Common mistakes to avoid

• Using diameter instead of radius in circle, cone, cylinder or sphere formulae.
• Forgetting to square or cube a value before multiplying.
• Using the slant height when the formula needs the perpendicular height.
• Rounding too early and carrying an inaccurate value through the rest of the question.
• Not converting units before substituting into a formula.
• Choosing sine, cosine or tangent before labelling opposite, adjacent and hypotenuse.
• Using a formula correctly but giving the answer without units.

A simple weekly revision routine

A formula sheet should sit inside a wider revision routine. Spend one short session learning and recalling the formulae, one session applying them to mixed questions, and one session reviewing mistakes. That pattern is more effective than re-reading the page the night before a test.

If you are working towards a AQA Foundation paper, keep a separate list of formulae that feel uncertain. Bring that list to school, tutoring or independent revision so the work is targeted rather than vague.

You can also use this sheet alongside GCSE revision support, Maths videos and GCSE Maths tutoring if you want clearer examples and more structured practice.

What to do next

Choose three formulae from this page and find one exam-style question for each. Mark the questions carefully, write down any mistakes, and repeat the same formulae a few days later. That spaced practice is what helps the formulae stay useful in an exam.

If formulae are one of the areas holding you back, get in touch with Sophie for calm, focused online Maths support. Lessons can target the exact topics, methods and exam skills that need more confidence.

FAQs

Do I need to memorise every GCSE Maths formula?

You need to know how to use the important formulae confidently. In some exam years certain formulae may be provided, but that does not remove the need to recognise which formula fits the question.

What is the best way to revise formulae?

Use short, regular practice. Cover the formula, write it from memory, then apply it to two or three exam-style questions. The application stage matters more than copying a list.

Should I make flashcards for Maths formulae?

Flashcards can help, but they should include a tiny example or a note about when to use the formula. A formula without context is easy to forget in an exam.

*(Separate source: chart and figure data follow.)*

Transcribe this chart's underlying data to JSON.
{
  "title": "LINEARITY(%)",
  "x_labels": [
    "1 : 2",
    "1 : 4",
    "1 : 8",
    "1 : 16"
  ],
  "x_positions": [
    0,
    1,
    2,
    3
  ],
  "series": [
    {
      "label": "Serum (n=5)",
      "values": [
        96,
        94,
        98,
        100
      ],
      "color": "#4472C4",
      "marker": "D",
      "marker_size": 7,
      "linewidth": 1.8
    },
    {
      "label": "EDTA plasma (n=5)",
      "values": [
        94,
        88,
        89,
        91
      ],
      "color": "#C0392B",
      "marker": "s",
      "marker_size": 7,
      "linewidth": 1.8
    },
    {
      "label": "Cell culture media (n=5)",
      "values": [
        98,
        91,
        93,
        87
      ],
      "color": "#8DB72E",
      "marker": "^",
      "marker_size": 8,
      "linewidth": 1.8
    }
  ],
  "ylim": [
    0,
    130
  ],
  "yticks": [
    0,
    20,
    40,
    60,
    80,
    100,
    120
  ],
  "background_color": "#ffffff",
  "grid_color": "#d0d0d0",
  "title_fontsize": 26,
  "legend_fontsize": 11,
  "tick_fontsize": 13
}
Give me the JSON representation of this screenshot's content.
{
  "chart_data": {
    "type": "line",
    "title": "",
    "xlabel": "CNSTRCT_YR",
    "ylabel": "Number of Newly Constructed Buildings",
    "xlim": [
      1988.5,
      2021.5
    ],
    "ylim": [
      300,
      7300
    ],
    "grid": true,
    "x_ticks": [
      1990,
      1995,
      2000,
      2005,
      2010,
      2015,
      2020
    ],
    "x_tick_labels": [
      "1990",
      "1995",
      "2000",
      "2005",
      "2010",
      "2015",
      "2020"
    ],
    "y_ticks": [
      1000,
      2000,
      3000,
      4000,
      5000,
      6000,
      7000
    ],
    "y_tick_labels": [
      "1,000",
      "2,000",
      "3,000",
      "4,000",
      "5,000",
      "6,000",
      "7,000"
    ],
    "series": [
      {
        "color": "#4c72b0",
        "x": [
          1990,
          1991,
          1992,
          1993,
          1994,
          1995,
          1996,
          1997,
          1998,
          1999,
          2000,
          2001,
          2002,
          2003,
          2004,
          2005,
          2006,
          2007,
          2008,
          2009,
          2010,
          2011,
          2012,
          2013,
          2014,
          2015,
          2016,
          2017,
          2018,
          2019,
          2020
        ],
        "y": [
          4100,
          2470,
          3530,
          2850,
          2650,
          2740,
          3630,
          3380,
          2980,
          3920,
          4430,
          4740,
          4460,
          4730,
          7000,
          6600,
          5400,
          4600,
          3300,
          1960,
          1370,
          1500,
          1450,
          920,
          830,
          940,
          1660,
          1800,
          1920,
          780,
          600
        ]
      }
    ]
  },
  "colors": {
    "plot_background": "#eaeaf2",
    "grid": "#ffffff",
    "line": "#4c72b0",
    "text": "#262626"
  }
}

Why do I know the formula but still get questions wrong?

Usually the issue is substitution, units, rearranging, rounding or choosing the wrong measurement from a diagram. Work through your mistakes and label each one clearly.

Are Foundation and Higher formulae different?

There is overlap, but Higher students need additional formulae and more flexible use of algebra, trigonometry and 3D geometry. Foundation students still need secure basics.

Can a tutor help with formulae and exam technique?

Yes. A tutor can help identify which formulae are secure, which ones are confused, and how to practise them in exam-style questions rather than learning them in isolation.